OAG 82-450, p. 2. By its express terms, the exception is limited to acquisition of property, which is not, in our view, synonymous with disposition of property. Simply stated, a sale is not equivalent to a purchase. See, Webster's II University Dictionary (1988) defining acquisition as "[t]he act of acquiring; something acquired." Noting that in reviewing an open records appeal, this Office is not limited to only the exception which is cited by the agency in denying access to the record, but may consider all of the exceptions listed in KRS 61.878, we held that the requested record was exempt under KRS 61.878(1)(i). We believe that that opinion is controlling.
KRS 61.878(1)(i) authorizes the nondisclosure of:
Preliminary recommendations, and preliminary memoranda in which opinions are expressed or policies formulated or recommended.
As interpreted by this Office, such records are only subject to public inspection, in the absence of a court order, if they constitute notice of a final action of the public agency, or are incorporated into the public agency's final report or final decision on the matter. In his March 21 letter, Mr. Fowler notes that "an appraisal is more than just the dollar amount itself." Continuing, he observes:
The fair market value is based on certain assumptions and various methodologies commonly known as the cost, income and comparable sales approaches. The appraisal contains professional opinions regarding the relative merits of each acceptable method for determining fair market value. It is not in the City's interest to disclose the methodology or the final product (fair market value of property) publicly until the property is sold. Appraisals often contain opinions and recommendations as to the highest and best use of the property, both of which impact the property's market value and the strategy employed to sell it.

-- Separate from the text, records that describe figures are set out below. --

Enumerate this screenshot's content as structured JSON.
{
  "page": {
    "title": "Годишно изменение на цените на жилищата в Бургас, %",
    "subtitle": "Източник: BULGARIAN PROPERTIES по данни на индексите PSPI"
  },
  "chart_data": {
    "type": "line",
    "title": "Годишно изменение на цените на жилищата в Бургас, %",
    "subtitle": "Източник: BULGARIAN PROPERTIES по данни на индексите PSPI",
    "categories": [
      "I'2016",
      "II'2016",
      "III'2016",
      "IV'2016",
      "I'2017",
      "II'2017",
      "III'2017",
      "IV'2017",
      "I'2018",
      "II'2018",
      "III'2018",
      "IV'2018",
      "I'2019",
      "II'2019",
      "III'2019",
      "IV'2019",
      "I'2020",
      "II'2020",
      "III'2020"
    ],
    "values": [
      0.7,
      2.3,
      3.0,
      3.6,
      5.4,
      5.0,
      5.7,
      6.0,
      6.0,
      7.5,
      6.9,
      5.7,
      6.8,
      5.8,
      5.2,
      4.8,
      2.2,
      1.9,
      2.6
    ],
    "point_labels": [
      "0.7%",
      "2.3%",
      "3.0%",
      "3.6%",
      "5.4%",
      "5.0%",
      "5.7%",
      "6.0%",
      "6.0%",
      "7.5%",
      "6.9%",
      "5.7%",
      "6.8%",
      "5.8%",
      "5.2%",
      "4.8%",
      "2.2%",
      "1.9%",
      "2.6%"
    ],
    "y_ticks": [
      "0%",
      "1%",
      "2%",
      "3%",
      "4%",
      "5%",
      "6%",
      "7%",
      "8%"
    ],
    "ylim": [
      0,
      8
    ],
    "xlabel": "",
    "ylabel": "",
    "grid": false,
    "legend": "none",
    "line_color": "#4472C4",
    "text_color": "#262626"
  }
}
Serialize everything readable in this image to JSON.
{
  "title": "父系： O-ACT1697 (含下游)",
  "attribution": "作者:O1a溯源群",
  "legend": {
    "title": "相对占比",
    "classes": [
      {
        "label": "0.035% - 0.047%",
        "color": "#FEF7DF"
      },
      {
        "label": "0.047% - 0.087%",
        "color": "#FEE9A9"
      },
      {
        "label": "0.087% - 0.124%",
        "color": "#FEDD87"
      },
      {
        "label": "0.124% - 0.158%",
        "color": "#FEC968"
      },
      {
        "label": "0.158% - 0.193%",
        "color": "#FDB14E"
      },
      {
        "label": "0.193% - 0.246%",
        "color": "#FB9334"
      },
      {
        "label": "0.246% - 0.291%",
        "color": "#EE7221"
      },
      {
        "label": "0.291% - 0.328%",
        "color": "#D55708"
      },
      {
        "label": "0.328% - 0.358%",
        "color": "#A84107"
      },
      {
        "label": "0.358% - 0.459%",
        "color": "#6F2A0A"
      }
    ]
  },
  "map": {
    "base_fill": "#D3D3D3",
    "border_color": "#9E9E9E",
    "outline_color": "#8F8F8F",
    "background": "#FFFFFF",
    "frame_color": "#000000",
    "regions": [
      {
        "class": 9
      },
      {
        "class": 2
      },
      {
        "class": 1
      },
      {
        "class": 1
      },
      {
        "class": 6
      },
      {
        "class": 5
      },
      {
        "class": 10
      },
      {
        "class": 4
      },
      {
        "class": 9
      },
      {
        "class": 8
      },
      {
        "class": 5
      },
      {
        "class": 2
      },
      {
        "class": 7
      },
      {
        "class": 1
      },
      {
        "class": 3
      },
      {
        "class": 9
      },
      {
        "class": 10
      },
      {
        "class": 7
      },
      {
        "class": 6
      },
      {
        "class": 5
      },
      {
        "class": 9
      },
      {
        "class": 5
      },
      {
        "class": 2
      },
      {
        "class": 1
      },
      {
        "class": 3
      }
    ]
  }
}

In his view, "any appraisal conducted at the request of a potential seller, prior to an anticipated sale, is preliminary." Mr. Fowler acknowledged the City's duty to release the contents of the appraisal "at such time as the property is sold or purchased."
We concur. As in OAG 82-450, p. 2, the document at issue in this appeal "is almost entirely opinion and recommendations. " While it is a final report of the company employed by the City of Owensboro to appraise the subject property, it is preliminary until the property is finally purchased. We therefore conclude that the City properly withheld the requested record.
Mr. Moore may challenge this decision by initiating action in the appropriate circuit court. Pursuant to KRS 61.880(3), the Attorney General should be notified of any action in circuit court, but should not be named as a party in that action or in any subsequent proceedings.